After service on the Greenland Patrol, and assisting in capturing the , Southwind was transferred to the Soviet Union on 23 or 25 March 1945 as part of the Lend-Lease Program.

==Soviet service==
The ship served in the Soviet merchant marine under the name Admiral Makarov (Адмирал Макаров, named in honor of Stepan Makarov) until being returned to the U.S. Navy on 28 December 1949 at Yokosuka, Japan.

==U.S. Navy service==
In 1950 the ship was transferred to the U.S. Navy and rechristened as USS Atka (AGB-3), after the small Aleutian island of Atka. Upon arrival at her home port of Boston, Atka entered the Boston Naval Shipyard for a thorough overhaul and modernization. The work was completed late in May 1951, and Atka began operations from Boston, Massachusetts in July 1951.

Throughout her career in the American navy, the icebreaker followed a routine established by the changing seasons. In the late spring, she would set sail for either the northern or southern polar regions to resupply American and Canadian air bases and weather and radar stations. In early fall, she would return to Boston for upkeep and repairs. In the winter, the ship would sail various routes in the North Atlantic Ocean to gather weather data before returning to Boston in early spring for repairs and preparation for her annual polar expedition.

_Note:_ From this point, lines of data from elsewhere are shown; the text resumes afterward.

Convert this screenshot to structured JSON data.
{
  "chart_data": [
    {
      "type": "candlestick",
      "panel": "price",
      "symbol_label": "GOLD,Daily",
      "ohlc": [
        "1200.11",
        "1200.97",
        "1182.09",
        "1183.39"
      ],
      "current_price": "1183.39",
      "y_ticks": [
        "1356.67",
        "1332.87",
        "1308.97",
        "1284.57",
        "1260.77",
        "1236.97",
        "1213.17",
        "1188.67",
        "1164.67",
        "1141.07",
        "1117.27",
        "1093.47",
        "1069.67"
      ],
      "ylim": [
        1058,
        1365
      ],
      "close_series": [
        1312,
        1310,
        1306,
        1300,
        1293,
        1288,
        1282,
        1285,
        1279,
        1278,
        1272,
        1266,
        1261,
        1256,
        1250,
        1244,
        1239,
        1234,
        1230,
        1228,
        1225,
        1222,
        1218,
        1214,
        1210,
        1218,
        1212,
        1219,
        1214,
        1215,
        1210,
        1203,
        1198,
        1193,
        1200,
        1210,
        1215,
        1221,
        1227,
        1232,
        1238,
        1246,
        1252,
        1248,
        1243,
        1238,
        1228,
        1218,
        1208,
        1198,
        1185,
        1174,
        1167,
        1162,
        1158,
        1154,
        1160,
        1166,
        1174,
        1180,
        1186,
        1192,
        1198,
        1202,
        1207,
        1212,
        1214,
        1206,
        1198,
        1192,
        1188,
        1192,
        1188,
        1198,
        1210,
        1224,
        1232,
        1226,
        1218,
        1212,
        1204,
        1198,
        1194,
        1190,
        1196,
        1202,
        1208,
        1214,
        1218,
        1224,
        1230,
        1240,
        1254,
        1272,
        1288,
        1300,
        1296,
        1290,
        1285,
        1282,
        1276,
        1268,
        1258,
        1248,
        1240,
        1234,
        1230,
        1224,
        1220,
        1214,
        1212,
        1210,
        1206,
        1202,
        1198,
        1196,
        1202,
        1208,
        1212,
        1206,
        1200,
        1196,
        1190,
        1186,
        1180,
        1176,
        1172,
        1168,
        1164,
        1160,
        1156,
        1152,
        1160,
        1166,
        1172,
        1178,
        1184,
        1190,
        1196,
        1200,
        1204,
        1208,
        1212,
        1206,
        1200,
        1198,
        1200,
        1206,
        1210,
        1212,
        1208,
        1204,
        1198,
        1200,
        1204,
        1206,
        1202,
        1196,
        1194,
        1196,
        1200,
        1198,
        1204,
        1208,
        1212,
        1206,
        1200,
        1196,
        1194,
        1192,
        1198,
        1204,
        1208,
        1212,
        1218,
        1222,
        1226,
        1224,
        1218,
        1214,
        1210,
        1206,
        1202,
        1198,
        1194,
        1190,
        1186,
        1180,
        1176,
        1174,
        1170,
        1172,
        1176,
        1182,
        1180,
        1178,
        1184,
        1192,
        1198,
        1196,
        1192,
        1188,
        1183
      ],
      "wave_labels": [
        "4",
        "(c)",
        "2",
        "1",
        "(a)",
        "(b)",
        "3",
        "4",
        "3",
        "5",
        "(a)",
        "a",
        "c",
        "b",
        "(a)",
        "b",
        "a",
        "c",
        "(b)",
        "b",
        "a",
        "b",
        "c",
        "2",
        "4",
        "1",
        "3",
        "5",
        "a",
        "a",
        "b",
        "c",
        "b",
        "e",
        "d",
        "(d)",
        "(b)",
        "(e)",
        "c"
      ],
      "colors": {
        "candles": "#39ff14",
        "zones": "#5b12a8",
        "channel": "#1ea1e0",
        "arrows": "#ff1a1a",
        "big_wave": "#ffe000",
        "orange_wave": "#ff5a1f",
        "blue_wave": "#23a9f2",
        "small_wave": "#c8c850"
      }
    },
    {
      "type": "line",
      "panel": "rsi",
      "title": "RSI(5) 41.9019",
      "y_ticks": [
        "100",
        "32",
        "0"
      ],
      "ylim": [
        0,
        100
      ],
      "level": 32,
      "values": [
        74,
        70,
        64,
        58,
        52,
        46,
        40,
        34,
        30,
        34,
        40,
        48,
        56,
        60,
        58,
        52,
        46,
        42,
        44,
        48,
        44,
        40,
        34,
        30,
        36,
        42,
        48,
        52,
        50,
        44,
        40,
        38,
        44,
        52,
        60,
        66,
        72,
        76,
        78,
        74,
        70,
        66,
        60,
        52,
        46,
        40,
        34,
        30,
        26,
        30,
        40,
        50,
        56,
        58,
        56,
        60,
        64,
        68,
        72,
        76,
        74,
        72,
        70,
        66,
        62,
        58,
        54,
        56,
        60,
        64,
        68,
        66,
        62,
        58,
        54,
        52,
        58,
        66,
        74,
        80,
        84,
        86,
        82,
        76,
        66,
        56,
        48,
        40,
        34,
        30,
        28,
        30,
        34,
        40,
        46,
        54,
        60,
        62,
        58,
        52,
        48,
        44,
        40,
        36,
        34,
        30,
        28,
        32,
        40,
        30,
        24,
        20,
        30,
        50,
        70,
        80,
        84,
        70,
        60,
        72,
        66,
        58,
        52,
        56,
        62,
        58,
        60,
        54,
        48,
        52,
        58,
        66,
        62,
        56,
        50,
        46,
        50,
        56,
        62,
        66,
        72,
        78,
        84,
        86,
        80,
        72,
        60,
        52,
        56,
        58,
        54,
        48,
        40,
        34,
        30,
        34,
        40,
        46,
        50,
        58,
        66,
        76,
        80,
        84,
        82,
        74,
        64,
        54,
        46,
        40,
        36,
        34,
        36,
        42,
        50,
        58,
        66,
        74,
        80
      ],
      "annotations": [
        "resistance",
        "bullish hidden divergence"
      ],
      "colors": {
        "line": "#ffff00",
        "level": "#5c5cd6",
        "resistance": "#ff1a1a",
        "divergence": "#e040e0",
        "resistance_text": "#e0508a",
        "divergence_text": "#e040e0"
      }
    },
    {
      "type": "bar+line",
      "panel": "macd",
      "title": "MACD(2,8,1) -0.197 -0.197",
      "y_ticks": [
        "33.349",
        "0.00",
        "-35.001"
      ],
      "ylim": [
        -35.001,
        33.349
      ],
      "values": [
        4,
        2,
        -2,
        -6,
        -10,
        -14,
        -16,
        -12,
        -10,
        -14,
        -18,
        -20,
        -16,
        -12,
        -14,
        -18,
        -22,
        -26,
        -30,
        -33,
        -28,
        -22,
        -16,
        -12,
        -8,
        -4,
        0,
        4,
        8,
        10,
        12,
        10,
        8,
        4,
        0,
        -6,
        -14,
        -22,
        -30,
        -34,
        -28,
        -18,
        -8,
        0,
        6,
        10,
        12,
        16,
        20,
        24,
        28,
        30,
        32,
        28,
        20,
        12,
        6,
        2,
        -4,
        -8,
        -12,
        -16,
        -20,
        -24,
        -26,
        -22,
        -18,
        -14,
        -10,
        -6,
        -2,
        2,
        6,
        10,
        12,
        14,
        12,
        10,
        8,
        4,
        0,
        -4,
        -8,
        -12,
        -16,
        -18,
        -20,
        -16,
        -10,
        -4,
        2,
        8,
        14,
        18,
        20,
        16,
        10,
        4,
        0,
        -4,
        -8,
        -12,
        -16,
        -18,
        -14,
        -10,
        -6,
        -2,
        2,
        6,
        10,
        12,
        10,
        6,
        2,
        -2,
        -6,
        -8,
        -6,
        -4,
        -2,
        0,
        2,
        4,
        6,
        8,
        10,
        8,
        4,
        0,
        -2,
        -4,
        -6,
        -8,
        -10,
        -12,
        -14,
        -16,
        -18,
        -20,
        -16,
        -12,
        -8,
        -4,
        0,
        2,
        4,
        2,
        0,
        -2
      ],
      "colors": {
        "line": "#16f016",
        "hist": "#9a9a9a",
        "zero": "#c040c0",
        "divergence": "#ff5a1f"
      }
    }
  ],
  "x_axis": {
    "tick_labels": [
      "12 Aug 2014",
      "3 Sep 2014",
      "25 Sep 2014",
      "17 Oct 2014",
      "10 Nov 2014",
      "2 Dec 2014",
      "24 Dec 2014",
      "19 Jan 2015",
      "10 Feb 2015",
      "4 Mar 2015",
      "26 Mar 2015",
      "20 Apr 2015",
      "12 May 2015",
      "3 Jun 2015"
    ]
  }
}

The ship often carried civilian scientists who plotted data on ocean currents and ocean water characteristics. They also assembled hydrographic data on the poorly charted polar regions. Atka was also involved in numerous tests of cold weather equipment and survival techniques.

She served in the Atlantic fleet and completed three Arctic tours.

Atka conducted a notable expeditionary cruise to Antarctica for Operation Deep Freeze, scouting locations for science stations in support of the International Geophysical Year. She departed Boston on 1 December 1954, and after stops at Rodman Naval Station and Wellington, she sighted Scott Island and first ice on 12 January 1955, and encountered the Ross Ice Barrier on 14 January, marking her arrival at the continent. Atka conducted surveys, samplings, and experiments from the Ross Sea eastward to Princess Martha Coast until she departed the region on 19 February 1955. After stops at Buenos Aires and Rio de Janeiro, Atka returned to Boston on 12 April 1955, completing her mission.

==Second U.S. Coast Guard service==
On 31 October 1966 she was transferred to the United States Coast Guard and christened again as USCGC Southwind (WAGB-280), changed homeport to the United States Coast Guard Yard at Curtis Bay, Baltimore, Maryland.

After a shakedown cruise to Bermuda she proceeded on its first operational cruise north to Thule, Greenland.

She deployed to the Arctic in 1967, 1969, 1970, 1971, 1972 and 1973, as well as to the Antarctic in December 1967, December 1968 and January 1972. In 1968 she was involved in a diplomatic incident between Chile and Argentine about navigation rights in the Beagle channel.

In September 1970, Southwind visited the port of Murmansk, being the first U.S. naval vessel to visit a Soviet port since the start of the cold war. During that visit, she took aboard a boilerplate (BP-1227) from the Apollo program. The boilerplate had been lost in the North Sea in early 1970, recovered by a Soviet fishing trawler in the Bay of Biscay, transferred to the Soviet Union, and passed to Southwind on 5 September 1970.

From December 1972 to 31 May 1974 Southwind was stationed in Milwaukee to do icebreaking on the Great Lakes.

Southwind was decommissioned on 31 May 1974, and sold for scrap on 17 March 1976 for $231,079.00 to Union Mineral & Alloy Corporation of New York.